Morgan [2000, p. 39-44] a réalisé pour sa part un recensement des études sur le sujet et note que la tendance majoritaire situerait les taux de profit entre 6 et 10% pour les armateurs britanniques. Il montre que les taux de profit supérieurs à 15 % reflètent le plus souvent une surestimation du prix de vente comme du volume des captifs. Il opte pour les résultats donnés par Anstey [1975] qui, calculant sur un échantillon assez large de comptabilités d’armateurs, aboutit à un taux de profit moyen de 8,1% dans les années 1760, 9,1% dans les années 1770, 13,4% pour la décennie suivante, 13% pour la dernière du siècle et seulement 3,3% entre 1801 et 1807. Ces ordres de grandeur sont par ailleurs confirmés par le travail de Behrendt [1993] qui situe ces taux autour de 7,3% entre 1785 et 1807. Mais il est bien évident que ces calculs, aussi précis soient-ils, ne peuvent estimer correctement la fraude et il y a fort à penser que les taux de profit effectifs furent de ce fait sensiblement plus élevés. Ceci dit, dans une économie où la mobilité du capital devient forte, il n’y a pas lieu de penser que les taux de profit du commerce négrier dussent être beaucoup plus élevés que sur toute autre activité capitaliste (soit de l’ordre de 6 à 8%), sauf à considérer un risque d’entreprise a priori plus fort.

Au niveau des planteurs des îles et colonies américaines, les profits réalisés grâce à l’emploi d’une main-d’œuvre servile sont eux aussi difficiles à estimer. Il faudrait pour ce faire prendre en compte non seulement l’exploitation des esclaves au sens monétaire, mais aussi les conséquences que le système pouvait avoir sur le prix des terres locales et celui des denrées [Engerman, in Mintz, 1981, p. 228]. Les recherches récentes montrent que le travail servile offrait des rendements intrinsèques intéressants. La productivité des esclaves était plus faible que celle des ouvriers libres, mais les captifs étaient bien meilleur marché : selon Gemery et Hogendorn, en cumulant ces deux facteurs, « les esclaves coûtaient environ trois fois moins cher que les ouvriers libres ou contractuels » [in  Mintz, 1981, p. 20]. De plus, les esclaves constituaient un capital et pouvaient offrir des avantages non monétaires, tels que prestige ou concubinage, qui rehaussaient leur valeur subjective par rapport aux autres types de main-d’œuvre. Les mêmes auteurs remarquent que « l’achat de labeur servile ou contractuel s’apparente plus à l’acquisition de capitaux qu’à celle de main-d’œuvre » et citent des cas où les deux tiers de l’investissement (l’esclave) étaient récupérés dans la première année.

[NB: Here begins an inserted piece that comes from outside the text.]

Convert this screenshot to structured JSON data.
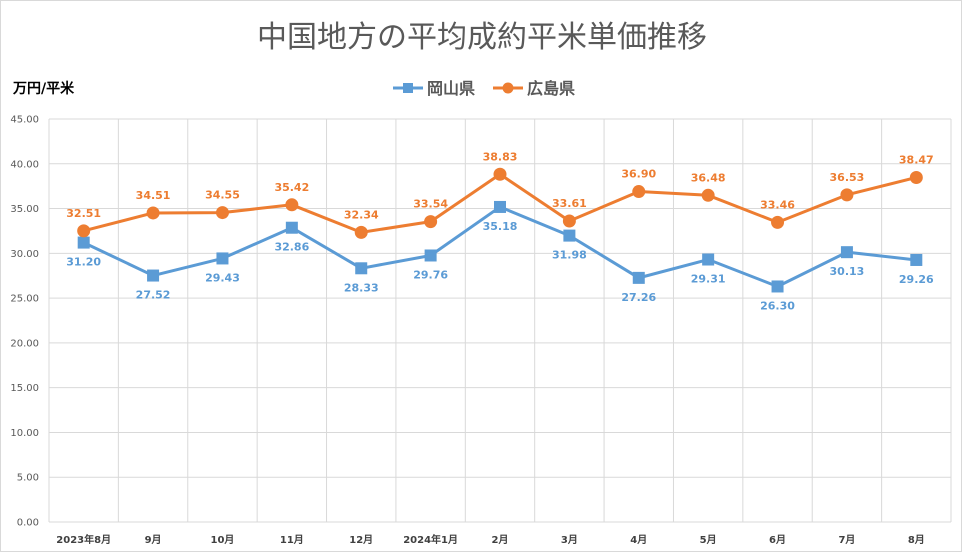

Pourtant, au niveau des colonies, les profits semblent moins importants que dans les métropoles : selon Garden, étant donnés les frais considérables d’investissement et de fonctionnement ainsi que les variations des prix sur le marché européen, le profit retiré par le planteur lui-même est assez faible, de l’ordre de 3 à 4% du capital investi [in Léon, t. 3, 1978, p. 254]. Par ailleurs, la vente n’a lieu qu’une fois par an, après la récolte. En conséquence, les cargaisons de sucre sont souvent utilisées pour payer les intérêts des avances faites par les négriers. Les planteurs brésiliens survivent grâce au commerce d’esclaves lui-même, alternativement de l’artisanat fabriqué dans les ateliers de leurs domaines ou en se faisant prêteurs d’argent. Comme les véritables profits sont réalisés dans les métropoles où la vente de denrées coloniales se fait au prix fort, les planteurs qui ont des liens corrects avec les grandes maisons de commerce européennes sont favorisés. Aux Antilles, on peut distinguer les méthodes du commerce français et celles du commerce anglais. Le négoce britannique a réussi à créer des liens permanents avec les planteurs par le système de la commission d’achat des produits d’Europe et de vente des denrées coloniales, sous l’égide des puissantes maisons de « facteurs » de Londres : ce système aboutit souvent à l’endettement des planteurs vivant des avances du négociant consignataire des produits. Aux Antilles françaises, il existe des liens directs entre capitaines de navires jouant le rôle de négociants et planteurs ; les négociants armateurs sont plus souvent acheteurs des cargaisons de retour [Léon, t. 3, 1978, p. 88]. Quoi qu’il en soit, dès le début, les marchands jouent un rôle essentiel dans la plantation sucrière en raison des exigences financières de ces cultures : ils fournissent les équipements, partagent les profits, accordent des avances sur récoltes.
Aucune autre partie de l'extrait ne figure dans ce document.